In Peter Pan & Wendy, i Bimbi Sperduti non sono più bambini, e nemmeno tutti maschi. Ci sono ragazze, etnie miste e un linguaggio inclusivo che cancella ogni tensione fiabesca. Persino Campanellino, figura emblematica di gelosia e luce capricciosa, viene trasformata in un personaggio silenzioso e piatto. Il risultato è un mondo che non diverte più, ma fa attenzione a non offendere. E in questa cautela estrema, perde tutta la sua forza evocativa.

Lo stesso vale per Cenerentola, dove la Fata Madrina è ora una figura queer in abito da sera, e il sogno della protagonista non è più quello del ballo o del riscatto, ma della “realizzazione personale”. Va bene, ma perché allora continuare a chiamarla Cenerentola? Perché rifare fiabe se non si crede più nei loro significati?

È stato lo stesso Billy Porter a dichiarare il ruolo in un’intervista
“Stiamo immaginando questo personaggio come se fosse privo di genere, o almeno è così che io lo sto interpretando. Ed è davvero potente. una fiaba classica per una nuova generazione. I bambini sono davvero pronti. Sono gli adulti che rallentano l’evolversi delle cose.”

Una creatività in crisi

Il vero nodo è che queste operazioni non nascono da un impulso creativo, ma da una paura. Paura di non essere abbastanza inclusivi. Paura di essere criticati. Paura di non stare “dalla parte giusta della storia”. Così le case di produzione, invece di creare nuove storie capaci di parlare al presente, preferiscono prendere quelle del passato e riverniciarle con gli slogan del giorno.

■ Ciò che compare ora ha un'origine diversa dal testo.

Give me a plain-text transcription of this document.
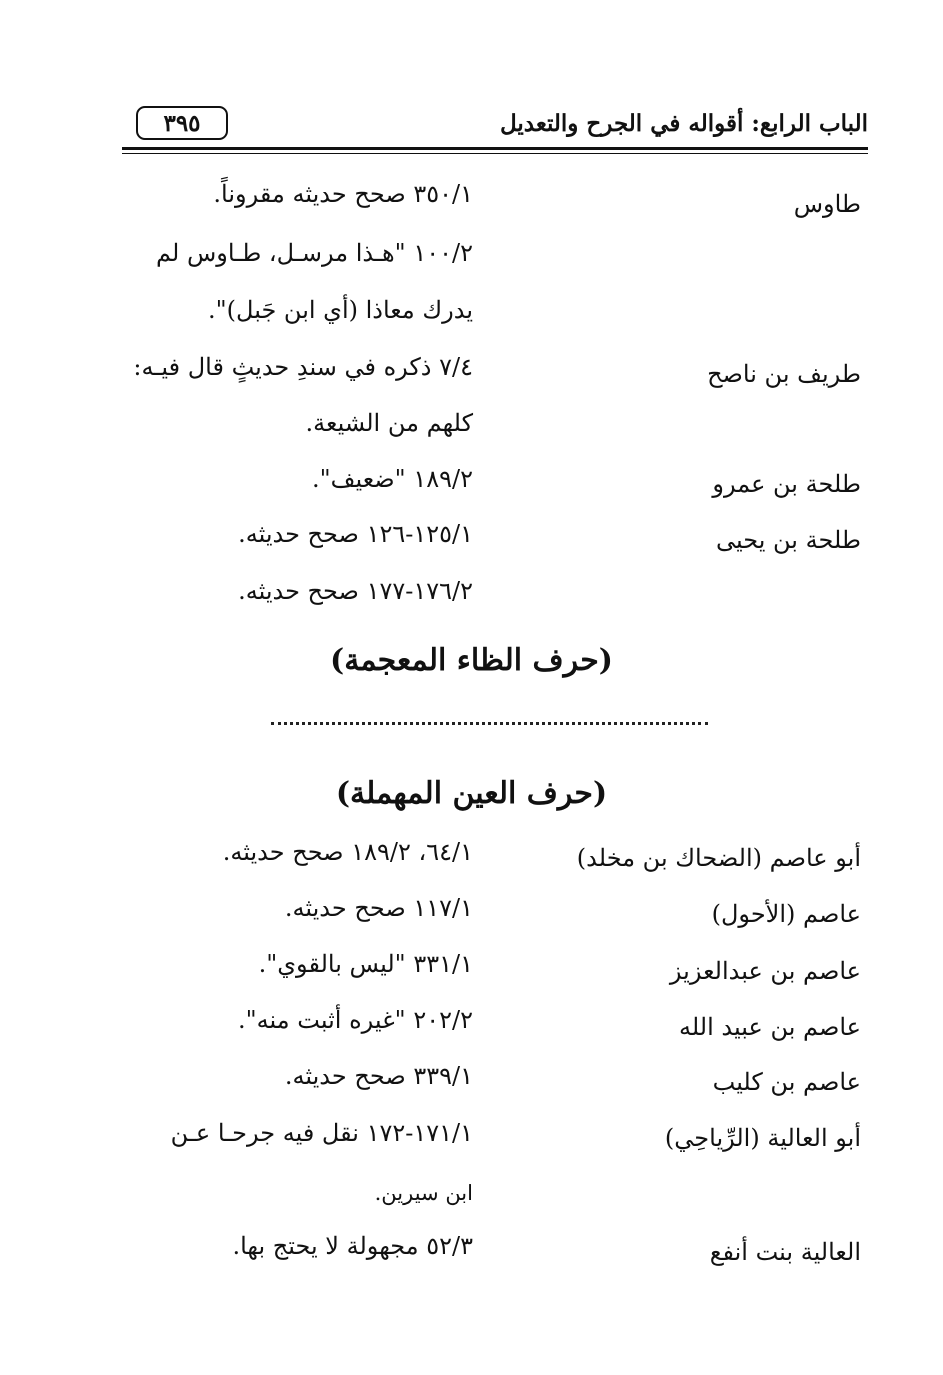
الباب الرابع: أقواله في الجرح والتعديل
٣٩٥
طاوس
٣٥٠/١ صحح حديثه مقروناً.
١٠٠/٢ "هـذا مرسـل، طـاوس لم
يدرك معاذا (أي ابن جَبل)".
طريف بن ناصح
٧/٤ ذكره في سندِ حديثٍ قال فيـه:
كلهم من الشيعة.
طلحة بن عمرو
١٨٩/٢ "ضعيف".
طلحة بن يحيى
١٢٥/١-١٢٦ صحح حديثه.
١٧٦/٢-١٧٧ صحح حديثه.
(حرف الظاء المعجمة)
(حرف العين المهملة)
أبو عاصم (الضحاك بن مخلد)
٦٤/١، ١٨٩/٢ صحح حديثه.
عاصم (الأحول)
١١٧/١ صحح حديثه.
عاصم بن عبدالعزيز
٣٣١/١ "ليس بالقوي".
عاصم بن عبيد الله
٢٠٢/٢ "غيره أثبت منه".
عاصم بن كليب
٣٣٩/١ صحح حديثه.
أبو العالية (الرِّياحِي)
١٧١/١-١٧٢ نقل فيه جرحـا عـن
ابن سيرين.
العالية بنت أنفع
٥٢/٣ مجهولة لا يحتج بها.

Ma il rischio è enorme: svuotare l’immaginario collettivo, trasformando le fiabe in depliant ideologici. Le storie sopravvivono nei secoli proprio perché sono imperfette, aperte, interpretabili. Se le si appiattisce su un unico messaggio, diventano semplicemente noiose. O peggio: inascoltate.

Conclusione: e se invece provassimo a raccontare storie nuove?

Il mondo ha bisogno di rappresentazioni più inclusive, certo. Ma questo non significa cancellare tutto ciò che è venuto prima. Significa affiancarlo, reinterpretarlo, e – soprattutto – creare di nuovo. Le fiabe non devono diventare conferenze, e le principesse non devono chiedere scusa per essere sognatrici.

Disney ha sempre saputo mescolare mito e modernità. Ma ora sembra aver perso la fiducia nel proprio pubblico, e nella potenza delle sue storie. Biancaneve, Ariel, Peter Pan: sono nomi che un tempo accendevano l’immaginazione. Oggi rischiano di diventare simboli di una crisi narrativa travestita da progresso.

Perché l’inclusione non si ottiene distruggendo la bellezza, ma aggiungendone di nuova.

Alla fine, la vera domanda è: chi ci guadagna?

Il pubblico? No. I bambini? Neanche. Le minoranze? Forse, ma solo a livello cosmetico. A guadagnarci sono i reparti marketing e i social media manager che possono dire: “Ecco, vedete? Anche noi siamo dalla parte giusta della storia”. Ma una storia, per vivere, ha bisogno di essere raccontata, non corretta.

Perché le fiabe non sono il nemico. Sono specchi del tempo in cui sono nate. E invece di bruciarle sul rogo del politicamente corretto, potremmo semplicemente insegnare a leggerle con intelligenza. Per poi – magari – scriverne di nuove.

Ma questo richiederebbe creatività. E coraggio. Due cose che a Hollywood, oggi, sembrano davvero fuori moda.